By Renée S. Gordon
Lancaster, much to many people’s surprise, is both a county (founded in 1729) and a city (established a few years later). The county is comprised of more than 60 towns and villages with colorful names, distinguished histories, one-of-a-kind attractions and unique shopping, accommodations and dining options. Lancaster is an all-season international visitors’ destination, but it offers the holiday traveler even more special and rare treats.
The path to the current state-of-the-art Sight & Sound Theaters began on Lancaster farm of Glenn Eshelman, who used his creative talents to present public programs to organizations. In 1976 he debuted a theatrical production and in 1987 the first live stage show opened at Sight & Sound Auditorium. The current theater complex, with a 300-ft. stage, opened in 1998 with a seating capacity of 2,000. Shows are staged with outstanding acoustics, colorful sets up to 40-ft. high, costumes and an ethnically diverse cast. Use of a three-sided stage and use of live animals provides an immersive experience.
“Miracle of Christmas” will be presented several times a day until January 2, 2016. The musical takes the viewer from the betrothal of Mary and Joseph to the arrival of the Magi in Bethlehem with an emphasis on the secondary story of the love between Mary and Joseph. Members of the theatrical team visited Israel to ensure historical accuracy and insert minor details that elevate the production to a work of art. Theatergoers should arrive early for photo ops and shopping. Sight & Sound’s full 2015-16 schedule is available online.
Bird-in-Hand is home to the Amish Experience, interpretive tours of the Amish House, one-room schoolhouse, area tours, buggy rides and the Amish Experience Theater F/X production, “Jacob’s Choice.” The complex is a winner of TripAdvisor’s “Certificate of Excellence.” This holiday a new experience, a Victorian Christmas Magic Lantern Show, “A Christmas Journey, ” will be presented until December 31.
Magic Lantern shows were forerunners of motion pictures. The device was invented in 1657 and was originally illuminated by candles; the first documented use of a magic lantern in America was in 1743 Salem, Mass. By the end of the 19th Century there were more than 30,000 lantern showmen and 75,000 performances annually in the US.
The Amish Experience Magic Lantern Show is the only remaining permanent show of its type in the world.
Prior to the use of electricity limestone lighted with gas was used to create “limelight,” a term still used when actors “step into the limelight.” The art of magic lantern shows was often used as a feature in Victorian séances using kerosene and often accounted for appearances of the dearly departed. There are three parts that make up the show, music, images projected on a large screen and storytelling, all simultaneously accomplished by the showman.

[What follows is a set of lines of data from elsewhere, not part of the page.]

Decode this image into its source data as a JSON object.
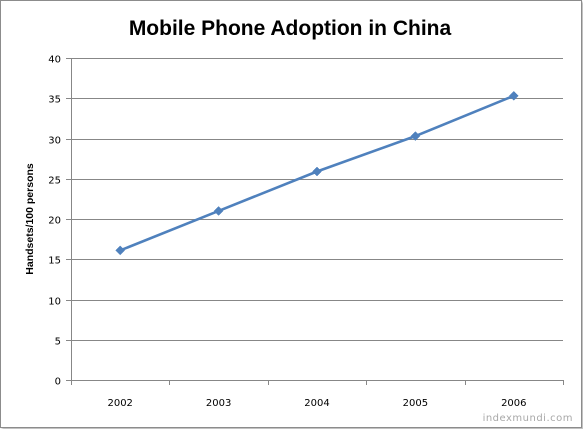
{
  "chart_data": {
    "type": "line",
    "title": "Mobile Phone Adoption in China",
    "xlabel": "",
    "ylabel": "Handsets/100 persons",
    "categories": [
      "2002",
      "2003",
      "2004",
      "2005",
      "2006"
    ],
    "series": [
      {
        "values": [
          16.1,
          21.0,
          25.9,
          30.3,
          35.3
        ]
      }
    ],
    "ylim": [
      0,
      40
    ],
    "yticks": [
      0,
      5,
      10,
      15,
      20,
      25,
      30,
      35,
      40
    ],
    "yticks_labels": [
      "0",
      "5",
      "10",
      "15",
      "20",
      "25",
      "30",
      "35",
      "40"
    ],
    "grid": "horizontal",
    "legend": "none",
    "line_color": "#4f81bd",
    "marker": "diamond"
  },
  "watermark": "indexmundi.com"
}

Professor Phineas T. Firefly is the consummate showman as he leads guests through a Victorian holiday celebration. Festivities include, in addition to the magic lantern show, a holiday quiz, seasonal songs, storytelling and historical background. Many of the show’s slides are original and are handpainted while newer slides are photographic reproductions. Special effects are accomplished using different types of slides.
The award-winning National Christmas Center is a great destination year-round but it takes on a special meaning around the holiday. The center is the area’s gift from James Morrison whose vast collection interprets, collects, preserves and showcases Christmas Past in memory and legend. Fifteen galleries inside a 20,000-sq. ft. museum showcase the history of the holiday and celebrations from around the world incorporating more than 500 Santas and 40 life-sized wax figures. Tours are self-guided and every gallery has a host of highlights. Not to be missed is a diorama based on Virginia O’Hanlon’s 1897 letter to the New York Sun Newspaper questioning the existence of Santa Claus. The editor, Francis Church’s response beautifully explains the meaning of the American Christmas spirit and is widely reprinted annually. The diorama includes a copy of the letter, a recorded reading and Church’s original desk. A replicated Woolworth’s toy department, once at 10th and Market in Philadelphia, the animated “A Tudor Towne Christmas” and an enormous putz are also stops on the themed tour.
The National Christmas Center has been designated one of the Travel Channel’s “Most Christmasy Places in America.” It is open daily through December 31, 2015, so you can enjoy the ultimate Christmas experience.